Oktar'dan girişimcilere tavsiyeler

Mükemmeliyetçiliği bırak, harekete geç! Girişimciliği yalnız başına yürümeye çalışma. Hızlı olmak yetmez, ekibini yanında taşı. Sadece işe değil, kendine de yatırım yap. Farklı bakış açılarına alan açın. Yatırım alırken problemi tanımlama gücünü gösterin. Risk sermayesi kısıtlı olabilir, dayanıklılığınız sınırsız olmalı. Bir öğrenme topluluğunun parçası olun. Sadece iş değil, liderlik tanımını da yeniden kurun. Potansiyelini fark et. Hatalardan korkma.

İki stratejik program: GSEA ve Accelerator

Yeni dönemde EO Türkiye’nin genç girişimcileri desteklemek için iki önemli programı öne çıkıyor: Öğrencilere yönelik düzenlenen küresel girişimcilik yarışması GSEA (Global Student Entrepreneur Awards) ve erken aşama girişimcilere özel büyüme programı EO Accelerator. GSEA’nin her yıl lise, üniversite ve lisansüstü öğrenciler arasında düzenlendiğini ve Türkiye’den katılan adayların son dört yıldır global finalde yer aldığını belirten Oktar, gençlerin bu platformda iş fikirlerini geliştirme ve global görünürlük kazanma fırsatı yakaladığını vurguladı.

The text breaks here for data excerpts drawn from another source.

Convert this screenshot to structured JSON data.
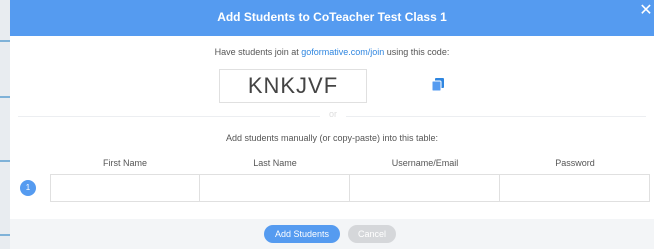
{
  "modal": {
    "title": "Add Students to CoTeacher Test Class 1",
    "close_glyph": "✕"
  },
  "join": {
    "prefix": "Have students join at ",
    "link_text": "goformative.com/join",
    "suffix": " using this code:",
    "code": "KNKJVF"
  },
  "divider": {
    "label": "or"
  },
  "manual": {
    "instructions": "Add students manually (or copy-paste) into this table:"
  },
  "table": {
    "headers": [
      "First Name",
      "Last Name",
      "Username/Email",
      "Password"
    ],
    "rows": [
      {
        "number": "1",
        "first_name": "",
        "last_name": "",
        "username": "",
        "password": ""
      }
    ]
  },
  "footer": {
    "add_label": "Add Students",
    "cancel_label": "Cancel"
  },
  "colors": {
    "accent": "#559bf0",
    "link": "#2f86e0",
    "cancel_bg": "#d5d7da"
  },
  "icons": {
    "copy": "copy-icon",
    "close": "close-icon"
  }
}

EO Accelerator ise yıllık cirosu 250 bin dolar civarında olan şirket sahiplerini ölçekleme sürecinde destekliyor. Bu programın en çarpıcı özelliği, klasik mentorluk sisteminden farklı olarak yapılandırılmış, hedef odaklı ve birbirinden öğrenmeye dayalı bir model sunması. Programa katılan girişimcilerin %16’sı bir yıl sonunda 1 milyon dolarlık ciroyu geçiyor.